ROCHESTER, NY — Prominent British composer Sir Harrison Birtwistle comes to the Eastman School of Music early next month to work with students in a three-day residency, February 2-4. The highlight of his visit will be a performance of his acclaimed Secret Theatre by Eastman’s Musica Nova at 8 p.m., Wednesday, February 2, in Kilbourn Hall (26 Gibbs St.). The concert, conducted by Brad Lubman, associate professor of conducting and ensembles, is free and open to the public.
Considered to be one of Europe’s most important composers, Birtwistle frequently draws inspiration for his music from contemporary art, classical mythology, and pre-history. In Secret Theatre, a work composed in 1984 for chamber orchestra, musicians perform an esoteric “ritual,” with soloists playing on the sides of the stage next to the seated ensemble.
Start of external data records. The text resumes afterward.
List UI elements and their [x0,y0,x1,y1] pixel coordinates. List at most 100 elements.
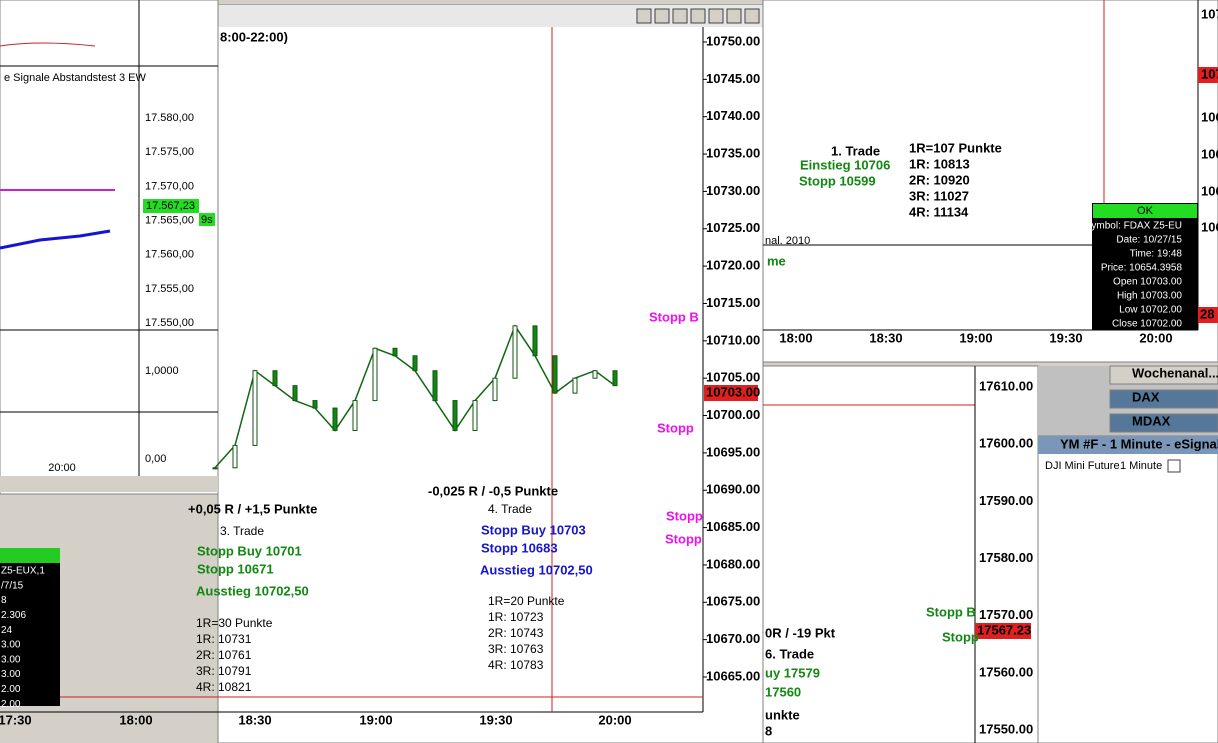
info-row: Open 10703.00 [1113,277,1182,288]
info-box [1092,203,1198,330]
price-label: 17610.00 [979,378,1033,393]
info-row: Time: 19:48 [1130,249,1183,260]
price-label: 17580.00 [979,550,1033,565]
tab-label: DAX [1132,389,1160,404]
indicator-label: e Signale Abstandstest 3 EW [4,72,146,84]
tab[interactable] [1109,389,1218,409]
volume-label: me [767,253,786,268]
trade-note: 6. Trade [765,646,814,661]
trade-entry: Einstieg 10706 [800,157,890,172]
candle [272,370,278,387]
current-price: 17.567,23 [146,200,195,212]
info-row: Low 10702.00 [1119,305,1182,316]
candle [372,347,378,402]
candle [472,400,478,431]
price-tick-label: 10680.00 [706,556,760,571]
price-tick-label: 10700.00 [706,407,760,422]
price-tag-label: 28 [1200,306,1214,321]
panel-label: nal. 2010 [765,235,810,247]
stop-label: Stopp B [649,309,699,324]
candle [552,355,558,394]
candle [292,385,298,402]
r-level: 2R: 10761 [196,648,252,662]
data-row: 3.00 [1,669,21,680]
timer: 9s [201,214,213,226]
candle [592,370,598,379]
price-label: 17.550,00 [145,317,194,329]
interval-dropdown[interactable] [1167,459,1181,473]
trade-result: +0,05 R / +1,5 Punkte [188,501,317,516]
price-tag [1198,307,1218,323]
price-label: 107 [1201,66,1218,81]
price-tick-label: 10720.00 [706,258,760,273]
stop-label: Stopp B [926,604,976,619]
data-row: 3.00 [1,640,21,651]
osc-label: 0,00 [145,453,166,465]
price-label: 107 [1201,6,1218,21]
tab-label: Wochenanal... [1132,365,1218,380]
timer-tag [199,213,215,226]
trade-title: 4. Trade [488,502,532,516]
price-tick-label: 10710.00 [706,332,760,347]
stop-label: Stopp [657,420,694,435]
time-label: 18:00 [119,712,152,727]
data-row: 3.00 [1,654,21,665]
r-level: 3R: 10763 [488,642,544,656]
candle [232,444,238,469]
candle [412,355,418,372]
r-level: 2R: 10920 [909,172,970,187]
trade-exit: Ausstieg 10702,50 [480,562,593,577]
candle [392,347,398,357]
tab[interactable] [1109,413,1218,433]
window-buttons[interactable] [636,8,760,24]
price-tick-label: 10740.00 [706,108,760,123]
price-tick-label: 10725.00 [706,220,760,235]
ok-label: OK [1137,205,1154,217]
stop-label: Stopp [942,629,979,644]
scrollbar[interactable] [0,476,218,492]
r-level: 1R: 10731 [196,632,252,646]
time-label: 19:30 [1049,330,1082,345]
main-window [217,4,764,743]
price-tick-label: 10745.00 [706,71,760,86]
trade-stop: Stopp 10599 [799,173,876,188]
trade-note: 8 [765,723,772,738]
price-label: 106 [1201,183,1218,198]
price-tick-label: 10670.00 [706,631,760,646]
price-tick-label: 10735.00 [706,145,760,160]
price-tag [975,623,1031,639]
trade-entry: Stopp Buy 10703 [481,522,586,537]
trade-note: uy 17579 [765,665,820,680]
data-box-header [0,548,60,563]
tab[interactable] [1109,365,1218,385]
ok-button[interactable] [1093,204,1197,218]
info-row: High 10703.00 [1117,291,1182,302]
price-label: 106 [1201,146,1218,161]
candle [312,400,318,409]
candle [252,370,258,446]
price-tag [143,199,199,213]
stop-label: Stopp [666,508,703,523]
trade-exit: Ausstieg 10702,50 [196,583,309,598]
trade-note: 17560 [765,684,801,699]
trade-note: 0R / -19 Pkt [765,625,836,640]
candle [512,325,518,379]
r-level: 3R: 11027 [909,188,969,203]
price-label: 17570.00 [979,607,1033,622]
info-row: Price: 10654.3958 [1101,263,1183,274]
data-row: Z5-EUX,1 [1,566,45,577]
price-label: 17.565,00 [145,215,194,227]
time-label: 18:00 [779,330,812,345]
current-price: 10703.00 [706,384,760,399]
price-tick-label: 10665.00 [706,668,760,683]
data-box [0,548,60,706]
tab-label: MDAX [1132,413,1171,428]
r-level: 4R: 11134 [909,204,969,219]
candle [332,407,338,431]
data-row: 24 [1,625,13,636]
time-label: 20:00 [598,712,631,727]
trade-stop: Stopp 10683 [481,540,558,555]
price-tick-label: 10750.00 [706,33,760,48]
data-row: 2.306 [1,610,26,621]
price-tick-label: 10730.00 [706,183,760,198]
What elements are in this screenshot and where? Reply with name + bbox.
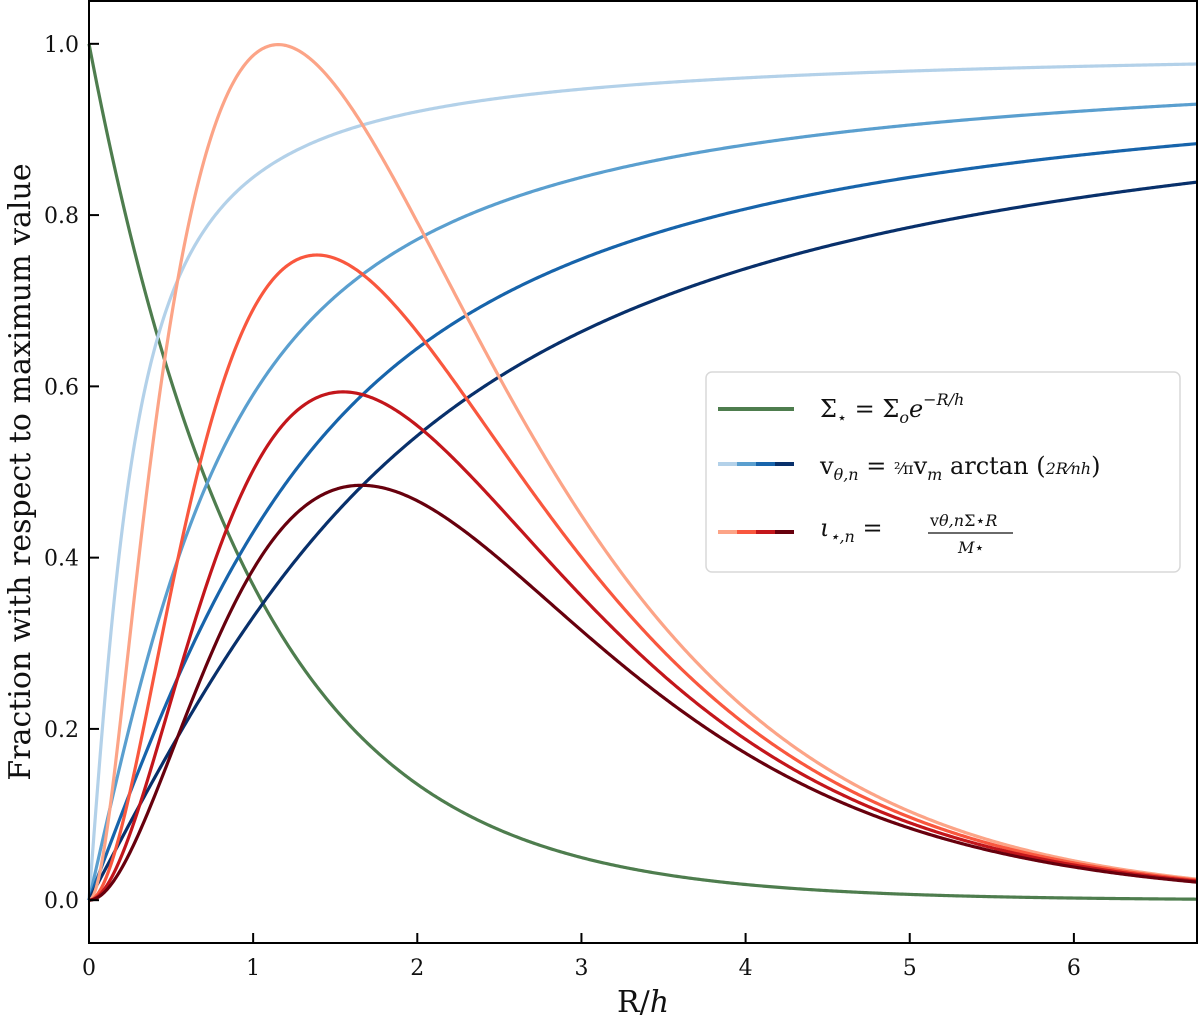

Like many of the composer’s works, the difference between melody and accompaniment is very clear, based on where the musicians stand or sit on stage.
Birtwistle was knighted in 1988, and in 1995 received the Ernst von Siemens Music Prize, Germany’s most prestigious award in music. Last year, the celebration of his 70th birthday prompted retrospective performances at the Aldeburgh Festival, Lucerne Festival, and the South Bank Centre in London. His music has been championed and recorded by conductors Pierre Boulez, Oliver Knussen, Sir Simon Rattle, Christoph von Dohnányi, and Daniel Barenboim, among others.
“It’s a tremendous honor for the Eastman School to host Sir Harrison Birtwistle,” said Eastman Dean James Undercofler.
In addition to attending the concert at Eastman — which also features the premiere of Lubman’s new string quartet, as well as works by Ligeti and Kurtág — Birtwistle will work with Eastman student performers in rehearsal and with student composers at a composition symposium on Thursday and in a master class on Friday.
“I consider Sir Harrison Birtwistle one of the most formidable composers of his generation,” said Lubman, who also will be conducting two Birtwistle works at New York’s Zankel Hall (part of Carnegie Hall) on Jan. 31. “We are all eagerly anticipating his visit to Eastman.”